To contain risks, interest rates should be the primary instrument to govern credit expansion rather than administrative limits on bank lending, and China needs to overhaul the way interest rates are set and allow the yuan to trade more freely, according to the IMF.

China's banks had built up sufficient capital to weather even the worst-case scenarios in the real estate market and local government loan defaults, said former top banking regulator Liu Mingkang earlier this month.

The risks related to Chinese banks' property loans are "totally" controllable even in the worst-case scenario where property prices fall 50 percent, and the risk of lending to local governments is generally controllable, Liu said.

As of Sept 30, banks had checked and rectified 60 percent of the loans made to local governments through financial vehicles, Liu said.

However, he earlier cautioned that commercial lenders also face risks from "shadow" banking and private financing activities.

The IMF assessment came a day after Bank of America Corp said it will sell a second batch of shares valued at 10.4 billion yuan ($1.64 billion) in China Construction Bank Corp (CCB), the world's second-largest lender by market value, for an after-tax gain of about $1.8 billion.

The bank sold half of its CCB stake three months ago to reduce its holding to 5 percent. After the new sale, it will only hold about 1 percent of CCB's shares.

CCB said on Tuesday that Bank of America's plan to sell its shares would not affect its performance, as the operation reflected market behavior.

Last week, Goldman Sachs Group Inc raised $1.1 billion by selling shares of Industrial & Commercial Bank of China Ltd, the world's biggest lender by market value.

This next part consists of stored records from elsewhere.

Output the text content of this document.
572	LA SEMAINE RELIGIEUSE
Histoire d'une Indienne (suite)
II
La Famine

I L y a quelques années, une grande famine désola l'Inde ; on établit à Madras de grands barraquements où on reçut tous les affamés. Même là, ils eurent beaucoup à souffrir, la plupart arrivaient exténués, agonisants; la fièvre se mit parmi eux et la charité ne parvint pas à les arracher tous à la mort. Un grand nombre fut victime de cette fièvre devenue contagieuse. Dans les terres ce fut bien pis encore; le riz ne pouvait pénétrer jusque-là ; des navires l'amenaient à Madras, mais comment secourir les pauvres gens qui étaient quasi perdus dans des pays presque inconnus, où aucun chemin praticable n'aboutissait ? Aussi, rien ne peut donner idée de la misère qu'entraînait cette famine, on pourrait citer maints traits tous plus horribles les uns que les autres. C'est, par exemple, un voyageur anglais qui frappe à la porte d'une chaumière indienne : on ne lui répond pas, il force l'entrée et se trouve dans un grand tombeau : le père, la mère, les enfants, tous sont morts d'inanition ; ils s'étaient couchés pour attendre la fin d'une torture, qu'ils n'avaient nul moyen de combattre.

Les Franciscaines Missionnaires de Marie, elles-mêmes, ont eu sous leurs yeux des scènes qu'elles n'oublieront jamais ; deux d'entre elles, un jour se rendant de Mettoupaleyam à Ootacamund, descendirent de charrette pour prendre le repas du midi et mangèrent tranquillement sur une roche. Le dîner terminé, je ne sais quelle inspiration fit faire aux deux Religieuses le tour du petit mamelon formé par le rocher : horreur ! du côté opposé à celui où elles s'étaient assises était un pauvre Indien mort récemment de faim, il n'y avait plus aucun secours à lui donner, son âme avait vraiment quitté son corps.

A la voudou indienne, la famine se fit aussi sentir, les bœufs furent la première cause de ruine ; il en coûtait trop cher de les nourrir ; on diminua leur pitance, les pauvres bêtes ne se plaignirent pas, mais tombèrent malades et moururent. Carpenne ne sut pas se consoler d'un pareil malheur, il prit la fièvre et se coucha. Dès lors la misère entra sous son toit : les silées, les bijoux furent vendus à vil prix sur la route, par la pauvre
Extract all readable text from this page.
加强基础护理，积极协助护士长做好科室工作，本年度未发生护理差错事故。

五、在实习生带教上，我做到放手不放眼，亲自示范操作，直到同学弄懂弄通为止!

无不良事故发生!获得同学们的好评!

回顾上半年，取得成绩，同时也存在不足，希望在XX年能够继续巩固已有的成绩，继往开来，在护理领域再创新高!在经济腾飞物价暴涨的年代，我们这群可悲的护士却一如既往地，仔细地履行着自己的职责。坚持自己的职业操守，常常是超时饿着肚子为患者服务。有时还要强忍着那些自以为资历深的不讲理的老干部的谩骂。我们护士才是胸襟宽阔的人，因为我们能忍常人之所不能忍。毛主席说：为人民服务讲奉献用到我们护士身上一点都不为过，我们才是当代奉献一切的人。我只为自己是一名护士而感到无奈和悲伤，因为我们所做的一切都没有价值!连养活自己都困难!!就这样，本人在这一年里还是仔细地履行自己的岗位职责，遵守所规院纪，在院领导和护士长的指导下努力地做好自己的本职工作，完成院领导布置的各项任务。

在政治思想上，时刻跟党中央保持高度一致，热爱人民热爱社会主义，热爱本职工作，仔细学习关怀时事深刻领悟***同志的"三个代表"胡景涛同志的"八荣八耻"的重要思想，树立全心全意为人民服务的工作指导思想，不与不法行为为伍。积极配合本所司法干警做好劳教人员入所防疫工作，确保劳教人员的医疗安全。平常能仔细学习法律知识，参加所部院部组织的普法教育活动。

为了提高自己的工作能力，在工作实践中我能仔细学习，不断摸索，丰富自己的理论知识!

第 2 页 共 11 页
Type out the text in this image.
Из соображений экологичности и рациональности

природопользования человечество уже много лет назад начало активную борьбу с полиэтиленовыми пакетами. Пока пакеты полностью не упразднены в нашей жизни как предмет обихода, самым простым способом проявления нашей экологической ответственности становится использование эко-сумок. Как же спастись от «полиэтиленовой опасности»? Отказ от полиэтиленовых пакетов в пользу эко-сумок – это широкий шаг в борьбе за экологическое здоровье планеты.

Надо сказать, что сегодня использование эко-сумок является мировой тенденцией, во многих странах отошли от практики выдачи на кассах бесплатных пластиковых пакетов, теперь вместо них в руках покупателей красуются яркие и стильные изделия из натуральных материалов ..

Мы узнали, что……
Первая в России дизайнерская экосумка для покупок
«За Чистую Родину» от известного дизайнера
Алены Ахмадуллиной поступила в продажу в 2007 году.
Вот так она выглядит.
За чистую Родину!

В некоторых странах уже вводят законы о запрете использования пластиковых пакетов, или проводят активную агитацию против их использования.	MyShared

It was the third time that Goldman has cut its holding in ICBC.

Lu said it is normal for foreign investors to worry about the asset quality of Chinese banks, after the government encouraged a credit boom during the financial crisis and later tightened liquidity.

But Chinese lenders are still a good bet, and international investors should remain optimistic about high returns, according to Elaine Wong, managing director and head of Professional Services Asia-Pacific at Moody's Analytics.